Contudo, apesar dessas e de muitas outras referências bíblicas acerca do aspecto espiritual da salvação, a obra redentora de Cristo não é exclusivamente um “evangelho de administração do pecado” – termo empregado por Dallas Willard em seu livro A Conspiração Divina. De acordo com Willard, esse “evangelho de administração do pecado” se polariza em duas alas: ala da direita e ala da esquerda. Na ala da direita o foco da fé cristã é o perdão dos pecados; na esquerda, a eliminação dos males sociais ou estruturais causados pelo pecado.
Para o evangelho da direita, a expiação se transformou na totalidade da mensagem de Jesus e a justificação tomou o lugar da regeneração. E assim:
“[…] o único produto seguro da crença é que estamos ‘simplesmente perdoados’. Estamos justificados, conceito que muitas vezes se explica dizendo que, perante Deus, é ‘simplesmente como se eu nunca tivesse pecado’. A pessoa pode até não ter feito nada de positivo, não ter se tornado nada que mereça palavras de louvor. Mas quando chegar às portas do céu, ninguém será capaz de encontrar uma razão para mantê-lo do lado de fora. O mero registro de um momento mágico de anuência mental abrirá a porta”.[2]
Enquanto isso, a ala da esquerda propugna um evangelho de ética e justiça social, de dedicação aos oprimidos, à libertação ou simplesmente à “comunidade”, como parte essencial do compromisso cristão. A boa nova segundo essa visão, diz Willard, era que o próprio Deus estava por trás da libertação, da igualdade e da comunidade; e que Jesus morreu para promovê-las, ou pelo menos pela falta delas.

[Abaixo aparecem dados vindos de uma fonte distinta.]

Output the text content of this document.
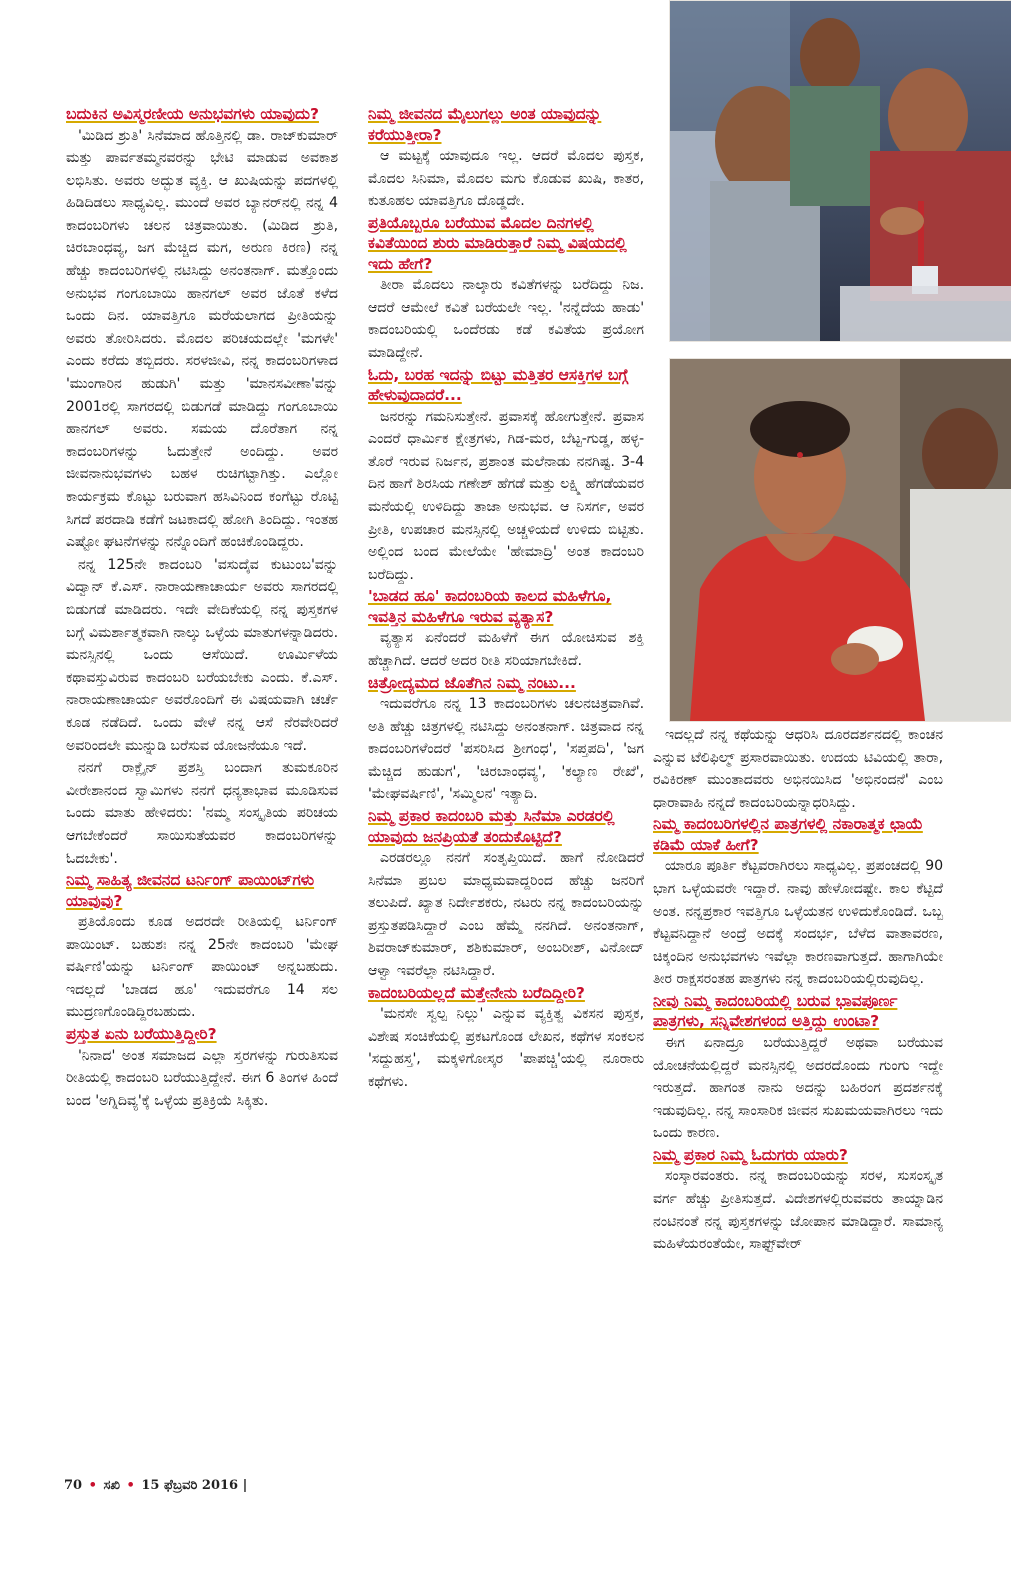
ಬದುಕಿನ ಅವಿಸ್ಮರಣೀಯ ಅನುಭವಗಳು ಯಾವುದು?

'ಮಿಡಿದ ಶ್ರುತಿ' ಸಿನೆಮಾದ ಹೊತ್ತಿನಲ್ಲಿ ಡಾ. ರಾಜ್‌ಕುಮಾರ್ ಮತ್ತು ಪಾರ್ವತಮ್ಮನವರನ್ನು ಭೇಟಿ ಮಾಡುವ ಅವಕಾಶ ಲಭಿಸಿತು. ಅವರು ಅದ್ಭುತ ವ್ಯಕ್ತಿ. ಆ ಖುಷಿಯನ್ನು ಪದಗಳಲ್ಲಿ ಹಿಡಿದಿಡಲು ಸಾಧ್ಯವಿಲ್ಲ. ಮುಂದೆ ಅವರ ಬ್ಯಾನರ್‌ನಲ್ಲಿ ನನ್ನ 4 ಕಾದಂಬರಿಗಳು ಚಲನ ಚಿತ್ರವಾಯಿತು. (ಮಿಡಿದ ಶ್ರುತಿ, ಚಿರಬಾಂಧವ್ಯ, ಜಗ ಮೆಚ್ಚಿದ ಮಗ, ಅರುಣ ಕಿರಣ) ನನ್ನ ಹೆಚ್ಚು ಕಾದಂಬರಿಗಳಲ್ಲಿ ನಟಿಸಿದ್ದು ಅನಂತನಾಗ್. ಮತ್ತೊಂದು ಅನುಭವ ಗಂಗೂಬಾಯಿ ಹಾನಗಲ್ ಅವರ ಜೊತೆ ಕಳೆದ ಒಂದು ದಿನ. ಯಾವತ್ತಿಗೂ ಮರೆಯಲಾಗದ ಪ್ರೀತಿಯನ್ನು ಅವರು ತೋರಿಸಿದರು. ಮೊದಲ ಪರಿಚಯದಲ್ಲೇ 'ಮಗಳೇ' ಎಂದು ಕರೆದು ತಬ್ಬಿದರು. ಸರಳಜೀವಿ, ನನ್ನ ಕಾದಂಬರಿಗಳಾದ 'ಮುಂಗಾರಿನ ಹುಡುಗಿ' ಮತ್ತು 'ಮಾನಸವೀಣಾ'ವನ್ನು 2001ರಲ್ಲಿ ಸಾಗರದಲ್ಲಿ ಬಿಡುಗಡೆ ಮಾಡಿದ್ದು ಗಂಗೂಬಾಯಿ ಹಾನಗಲ್ ಅವರು. ಸಮಯ ದೊರೆತಾಗ ನನ್ನ ಕಾದಂಬರಿಗಳನ್ನು ಓದುತ್ತೇನೆ ಅಂದಿದ್ದು. ಅವರ ಜೀವನಾನುಭವಗಳು ಬಹಳ ರುಚಿಗಟ್ಟಾಗಿತ್ತು. ಎಲ್ಲೋ ಕಾರ್ಯಕ್ರಮ ಕೊಟ್ಟು ಬರುವಾಗ ಹಸಿವಿನಿಂದ ಕಂಗೆಟ್ಟು ರೊಟ್ಟಿ ಸಿಗದೆ ಪರದಾಡಿ ಕಡೆಗೆ ಜಟಕಾದಲ್ಲಿ ಹೋಗಿ ತಿಂದಿದ್ದು. ಇಂತಹ ಎಷ್ಟೋ ಘಟನೆಗಳನ್ನು ನನ್ನೊಂದಿಗೆ ಹಂಚಿಕೊಂಡಿದ್ದರು.

ನನ್ನ 125ನೇ ಕಾದಂಬರಿ 'ವಸುದೈವ ಕುಟುಂಬ'ವನ್ನು ವಿದ್ವಾನ್ ಕೆ.ಎಸ್. ನಾರಾಯಣಾಚಾರ್ಯ ಅವರು ಸಾಗರದಲ್ಲಿ ಬಿಡುಗಡೆ ಮಾಡಿದರು. ಇದೇ ವೇದಿಕೆಯಲ್ಲಿ ನನ್ನ ಪುಸ್ತಕಗಳ ಬಗ್ಗೆ ವಿಮರ್ಶಾತ್ಮಕವಾಗಿ ನಾಲ್ಕು ಒಳ್ಳೆಯ ಮಾತುಗಳನ್ನಾಡಿದರು. ಮನಸ್ಸಿನಲ್ಲಿ ಒಂದು ಆಸೆಯಿದೆ. ಊರ್ಮಿಳೆಯ ಕಥಾವಸ್ತುವಿರುವ ಕಾದಂಬರಿ ಬರೆಯಬೇಕು ಎಂದು. ಕೆ.ಎಸ್. ನಾರಾಯಣಾಚಾರ್ಯ ಅವರೊಂದಿಗೆ ಈ ವಿಷಯವಾಗಿ ಚರ್ಚೆ ಕೂಡ ನಡೆದಿದೆ. ಒಂದು ವೇಳೆ ನನ್ನ ಆಸೆ ನೆರವೇರಿದರೆ ಅವರಿಂದಲೇ ಮುನ್ನುಡಿ ಬರೆಸುವ ಯೋಜನೆಯೂ ಇದೆ.

ನನಗೆ ರಾಕ್ಲೈನ್ ಪ್ರಶಸ್ತಿ ಬಂದಾಗ ತುಮಕೂರಿನ ವೀರೇಶಾನಂದ ಸ್ವಾಮಿಗಳು ನನಗೆ ಧನ್ಯತಾಭಾವ ಮೂಡಿಸುವ ಒಂದು ಮಾತು ಹೇಳಿದರು: 'ನಮ್ಮ ಸಂಸ್ಕೃತಿಯ ಪರಿಚಯ ಆಗಬೇಕೆಂದರೆ ಸಾಯಿಸುತೆಯವರ ಕಾದಂಬರಿಗಳನ್ನು ಓದಬೇಕು'.

ನಿಮ್ಮ ಸಾಹಿತ್ಯ ಜೀವನದ ಟರ್ನಿಂಗ್ ಪಾಯಿಂಟ್‌ಗಳು ಯಾವುವು?

ಪ್ರತಿಯೊಂದು ಕೂಡ ಅದರದೇ ರೀತಿಯಲ್ಲಿ ಟರ್ನಿಂಗ್ ಪಾಯಿಂಟ್. ಬಹುಶಃ ನನ್ನ 25ನೇ ಕಾದಂಬರಿ 'ಮೇಘ ವರ್ಷಿಣಿ'ಯನ್ನು ಟರ್ನಿಂಗ್ ಪಾಯಿಂಟ್ ಅನ್ನಬಹುದು. ಇದಲ್ಲದೆ 'ಬಾಡದ ಹೂ' ಇದುವರೆಗೂ 14 ಸಲ ಮುದ್ರಣಗೊಂಡಿದ್ದಿರಬಹುದು.

ಪ್ರಸ್ತುತ ಏನು ಬರೆಯುತ್ತಿದ್ದೀರಿ?

'ನಿನಾದ' ಅಂತ ಸಮಾಜದ ಎಲ್ಲಾ ಸ್ತರಗಳನ್ನು ಗುರುತಿಸುವ ರೀತಿಯಲ್ಲಿ ಕಾದಂಬರಿ ಬರೆಯುತ್ತಿದ್ದೇನೆ. ಈಗ 6 ತಿಂಗಳ ಹಿಂದೆ ಬಂದ 'ಅಗ್ನಿದಿವ್ಯ'ಕ್ಕೆ ಒಳ್ಳೆಯ ಪ್ರತಿಕ್ರಿಯೆ ಸಿಕ್ಕಿತು.

ನಿಮ್ಮ ಜೀವನದ ಮೈಲುಗಲ್ಲು ಅಂತ ಯಾವುದನ್ನು ಕರೆಯುತ್ತೀರಾ?

ಆ ಮಟ್ಟಕ್ಕೆ ಯಾವುದೂ ಇಲ್ಲ. ಆದರೆ ಮೊದಲ ಪುಸ್ತಕ, ಮೊದಲ ಸಿನಿಮಾ, ಮೊದಲ ಮಗು ಕೊಡುವ ಖುಷಿ, ಕಾತರ, ಕುತೂಹಲ ಯಾವತ್ತಿಗೂ ದೊಡ್ಡದೇ.

ಪ್ರತಿಯೊಬ್ಬರೂ ಬರೆಯುವ ಮೊದಲ ದಿನಗಳಲ್ಲಿ ಕವಿತೆಯಿಂದ ಶುರು ಮಾಡಿರುತ್ತಾರೆ ನಿಮ್ಮ ವಿಷಯದಲ್ಲಿ ಇದು ಹೇಗೆ?

ತೀರಾ ಮೊದಲು ನಾಲ್ಕಾರು ಕವಿತೆಗಳನ್ನು ಬರೆದಿದ್ದು ನಿಜ. ಆದರೆ ಆಮೇಲೆ ಕವಿತೆ ಬರೆಯಲೇ ಇಲ್ಲ. 'ನನ್ನೆದೆಯ ಹಾಡು' ಕಾದಂಬರಿಯಲ್ಲಿ ಒಂದೆರಡು ಕಡೆ ಕವಿತೆಯ ಪ್ರಯೋಗ ಮಾಡಿದ್ದೇನೆ.

ಓದು, ಬರಹ ಇದನ್ನು ಬಿಟ್ಟು ಮತ್ತಿತರ ಆಸಕ್ತಿಗಳ ಬಗ್ಗೆ ಹೇಳುವುದಾದರೆ...

ಜನರನ್ನು ಗಮನಿಸುತ್ತೇನೆ. ಪ್ರವಾಸಕ್ಕೆ ಹೋಗುತ್ತೇನೆ. ಪ್ರವಾಸ ಎಂದರೆ ಧಾರ್ಮಿಕ ಕ್ಷೇತ್ರಗಳು, ಗಿಡ-ಮರ, ಬೆಟ್ಟ-ಗುಡ್ಡ, ಹಳ್ಳ-ತೊರೆ ಇರುವ ನಿರ್ಜನ, ಪ್ರಶಾಂತ ಮಲೆನಾಡು ನನಗಿಷ್ಟ. 3-4 ದಿನ ಹಾಗೆ ಶಿರಸಿಯ ಗಣೇಶ್ ಹೆಗಡೆ ಮತ್ತು ಲಕ್ಷ್ಮಿ ಹೆಗಡೆಯವರ ಮನೆಯಲ್ಲಿ ಉಳಿದಿದ್ದು ತಾಜಾ ಅನುಭವ. ಆ ನಿಸರ್ಗ, ಅವರ ಪ್ರೀತಿ, ಉಪಚಾರ ಮನಸ್ಸಿನಲ್ಲಿ ಅಚ್ಚಳಿಯದೆ ಉಳಿದು ಬಿಟ್ಟಿತು. ಅಲ್ಲಿಂದ ಬಂದ ಮೇಲೆಯೇ 'ಹೇಮಾದ್ರಿ' ಅಂತ ಕಾದಂಬರಿ ಬರೆದಿದ್ದು.

'ಬಾಡದ ಹೂ' ಕಾದಂಬರಿಯ ಕಾಲದ ಮಹಿಳೆಗೂ, ಇವತ್ತಿನ ಮಹಿಳೆಗೂ ಇರುವ ವ್ಯತ್ಯಾಸ?

ವ್ಯತ್ಯಾಸ ಏನೆಂದರೆ ಮಹಿಳೆಗೆ ಈಗ ಯೋಚಿಸುವ ಶಕ್ತಿ ಹೆಚ್ಚಾಗಿದೆ. ಆದರೆ ಅದರ ರೀತಿ ಸರಿಯಾಗಬೇಕಿದೆ.

ಚಿತ್ರೋದ್ಯಮದ ಜೊತೆಗಿನ ನಿಮ್ಮ ನಂಟು...

ಇದುವರೆಗೂ ನನ್ನ 13 ಕಾದಂಬರಿಗಳು ಚಲನಚಿತ್ರವಾಗಿವೆ. ಅತಿ ಹೆಚ್ಚು ಚಿತ್ರಗಳಲ್ಲಿ ನಟಿಸಿದ್ದು ಅನಂತನಾಗ್. ಚಿತ್ರವಾದ ನನ್ನ ಕಾದಂಬರಿಗಳೆಂದರೆ 'ಪಸರಿಸಿದ ಶ್ರೀಗಂಧ', 'ಸಪ್ತಪದಿ', 'ಜಗ ಮೆಚ್ಚಿದ ಹುಡುಗ', 'ಚಿರಬಾಂಧವ್ಯ', 'ಕಲ್ಯಾಣ ರೇಖೆ', 'ಮೇಘವರ್ಷಿಣಿ', 'ಸಮ್ಮಿಲನ' ಇತ್ಯಾದಿ.

ನಿಮ್ಮ ಪ್ರಕಾರ ಕಾದಂಬರಿ ಮತ್ತು ಸಿನೆಮಾ ಎರಡರಲ್ಲಿ ಯಾವುದು ಜನಪ್ರಿಯತೆ ತಂದುಕೊಟ್ಟಿದೆ?

ಎರಡರಲ್ಲೂ ನನಗೆ ಸಂತೃಪ್ತಿಯಿದೆ. ಹಾಗೆ ನೋಡಿದರೆ ಸಿನೆಮಾ ಪ್ರಬಲ ಮಾಧ್ಯಮವಾದ್ದರಿಂದ ಹೆಚ್ಚು ಜನರಿಗೆ ತಲುಪಿದೆ. ಖ್ಯಾತ ನಿರ್ದೇಶಕರು, ನಟರು ನನ್ನ ಕಾದಂಬರಿಯನ್ನು ಪ್ರಸ್ತುತಪಡಿಸಿದ್ದಾರೆ ಎಂಬ ಹೆಮ್ಮೆ ನನಗಿದೆ. ಅನಂತನಾಗ್, ಶಿವರಾಜ್‌ಕುಮಾರ್, ಶಶಿಕುಮಾರ್, ಅಂಬರೀಶ್, ವಿನೋದ್ ಆಳ್ವಾ ಇವರೆಲ್ಲಾ ನಟಿಸಿದ್ದಾರೆ.

ಕಾದಂಬರಿಯಲ್ಲದೆ ಮತ್ತೇನೇನು ಬರೆದಿದ್ದೀರಿ?

'ಮನಸೇ ಸ್ವಲ್ಪ ನಿಲ್ಲು' ಎನ್ನುವ ವ್ಯಕ್ತಿತ್ವ ವಿಕಸನ ಪುಸ್ತಕ, ವಿಶೇಷ ಸಂಚಿಕೆಯಲ್ಲಿ ಪ್ರಕಟಗೊಂಡ ಲೇಖನ, ಕಥೆಗಳ ಸಂಕಲನ 'ಸದ್ದುಹಸ್ತ', ಮಕ್ಕಳಿಗೋಸ್ಕರ 'ಪಾಪಚ್ಚಿ'ಯಲ್ಲಿ ನೂರಾರು ಕಥೆಗಳು.

ಇದಲ್ಲದೆ ನನ್ನ ಕಥೆಯನ್ನು ಆಧರಿಸಿ ದೂರದರ್ಶನದಲ್ಲಿ ಕಾಂಚನ ಎನ್ನುವ ಟೆಲಿಫಿಲ್ಮ್ ಪ್ರಸಾರವಾಯಿತು. ಉದಯ ಟಿವಿಯಲ್ಲಿ ತಾರಾ, ರವಿಕಿರಣ್ ಮುಂತಾದವರು ಅಭಿನಯಿಸಿದ 'ಅಭಿನಂದನೆ' ಎಂಬ ಧಾರಾವಾಹಿ ನನ್ನದೆ ಕಾದಂಬರಿಯನ್ನಾಧರಿಸಿದ್ದು.

ನಿಮ್ಮ ಕಾದಂಬರಿಗಳಲ್ಲಿನ ಪಾತ್ರಗಳಲ್ಲಿ ನಕಾರಾತ್ಮಕ ಛಾಯೆ ಕಡಿಮೆ ಯಾಕೆ ಹೀಗೆ?

ಯಾರೂ ಪೂರ್ತಿ ಕೆಟ್ಟವರಾಗಿರಲು ಸಾಧ್ಯವಿಲ್ಲ. ಪ್ರಪಂಚದಲ್ಲಿ 90 ಭಾಗ ಒಳ್ಳೆಯವರೇ ಇದ್ದಾರೆ. ನಾವು ಹೇಳೋದಷ್ಟೇ. ಕಾಲ ಕೆಟ್ಟಿದೆ ಅಂತ. ನನ್ನಪ್ರಕಾರ ಇವತ್ತಿಗೂ ಒಳ್ಳೆಯತನ ಉಳಿದುಕೊಂಡಿದೆ. ಒಬ್ಬ ಕೆಟ್ಟವನಿದ್ದಾನೆ ಅಂದ್ರೆ ಅದಕ್ಕೆ ಸಂದರ್ಭ, ಬೆಳೆದ ವಾತಾವರಣ, ಚಿಕ್ಕಂದಿನ ಅನುಭವಗಳು ಇವೆಲ್ಲಾ ಕಾರಣವಾಗುತ್ತದೆ. ಹಾಗಾಗಿಯೇ ತೀರ ರಾಕ್ಷಸರಂತಹ ಪಾತ್ರಗಳು ನನ್ನ ಕಾದಂಬರಿಯಲ್ಲಿರುವುದಿಲ್ಲ.

ನೀವು ನಿಮ್ಮ ಕಾದಂಬರಿಯಲ್ಲಿ ಬರುವ ಭಾವಪೂರ್ಣ ಪಾತ್ರಗಳು, ಸನ್ನಿವೇಶಗಳಂದ ಅತ್ತಿದ್ದು ಉಂಟಾ?

ಈಗ ಏನಾದ್ರೂ ಬರೆಯುತ್ತಿದ್ದರೆ ಅಥವಾ ಬರೆಯುವ ಯೋಚನೆಯಲ್ಲಿದ್ದರೆ ಮನಸ್ಸಿನಲ್ಲಿ ಅದರದೊಂದು ಗುಂಗು ಇದ್ದೇ ಇರುತ್ತದೆ. ಹಾಗಂತ ನಾನು ಅದನ್ನು ಬಹಿರಂಗ ಪ್ರದರ್ಶನಕ್ಕೆ ಇಡುವುದಿಲ್ಲ. ನನ್ನ ಸಾಂಸಾರಿಕ ಜೀವನ ಸುಖಮಯವಾಗಿರಲು ಇದು ಒಂದು ಕಾರಣ.

ನಿಮ್ಮ ಪ್ರಕಾರ ನಿಮ್ಮ ಓದುಗರು ಯಾರು?

ಸಂಸ್ಕಾರವಂತರು. ನನ್ನ ಕಾದಂಬರಿಯನ್ನು ಸರಳ, ಸುಸಂಸ್ಕೃತ ವರ್ಗ ಹೆಚ್ಚು ಪ್ರೀತಿಸುತ್ತದೆ. ವಿದೇಶಗಳಲ್ಲಿರುವವರು ತಾಯ್ನಾಡಿನ ನಂಟಿನಂತೆ ನನ್ನ ಪುಸ್ತಕಗಳನ್ನು ಜೋಪಾನ ಮಾಡಿದ್ದಾರೆ. ಸಾಮಾನ್ಯ ಮಹಿಳೆಯರಂತೆಯೇ, ಸಾಫ್ಟ್‌ವೇರ್

70 • ಸಖಿ • 15 ಫೆಬ್ರವರಿ 2016 |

Dallas Willard procura mostrar então os perigos (ou a incompletude) dessas duas visões radicais acerca do Reino; uma que aponta somente para os efeitos espirituais da redenção e seus benefícios futuros, enquanto a outra foca em demasia o plano terreno, transformando o evangelho em uma boa nova social e romântica. Willard assevera que ambas carecem de uma relação essencial com a vida da pessoa como um todo, tornando-se irrelevante, pois tratam da culpa do pecado independente da vida em sociedade, ou de males estruturais (pecados sociais) e do que fazer a respeito dele, somente. Como consequência natural, a vida real continua sem esses “evangelhos”[3]. Para além disso, ficamos sem uma ponte eficaz que ligue a fé à vida, esquecemos da importância do discipulado cristão e mais grave ainda, nos alienamos.
Para equacionar esse dilema, Willard resgata a necessidade de integrarmos a fé cristã à vida como um todo; o que ele chama de vida eterna agora – em meio ao trabalho, aos negócios, e à carreira profissional. Para isso, ele propõe como ponto de partida essencial a consideração de Jesus como Senhor e também Mestre, mas não no sentido atribuído pelos liberais (que o consideram um bom homem, porém, não o Filho de Deus), e sim o Discipulador, o Paradigma de todos os cristãos. Segundo ele, o Reino somente fará sentido se aquilo que Jesus acreditava, praticava e ensinava fizer sentido para nós; e a sua mensagem deve chegar “livre dos legalismos debilitantes, das divisas políticas e dos tradicionalismos dogmáticos que a história já provou serem becos sem saída para a alma”.[4]
Depois Willard apresenta, grosso modo, cinco dimensões da nossa vida eterna no Reino no Meio de Nós, que se distribuem mais ou menos da seguinte maneira:
- Confiança e fé em Jesus,o “Filho do homem”, aquele que foi ungido para nos salvar. As passagens bíblicas para essa dimensão são Jo 3.15; Rm 10.9-10; e 1Co 12.3. Essa confiança é uma realidade, e ela mesma uma verdadeira manifestação da vida “das alturas”, não das capacidades humanas normais. É, como diz Hb 11.1, “a convicção de fatos que se não vêem”. Qualquer um que verdadeiramente possui essa confiança tem absoluta certeza de estar “lá dentro”.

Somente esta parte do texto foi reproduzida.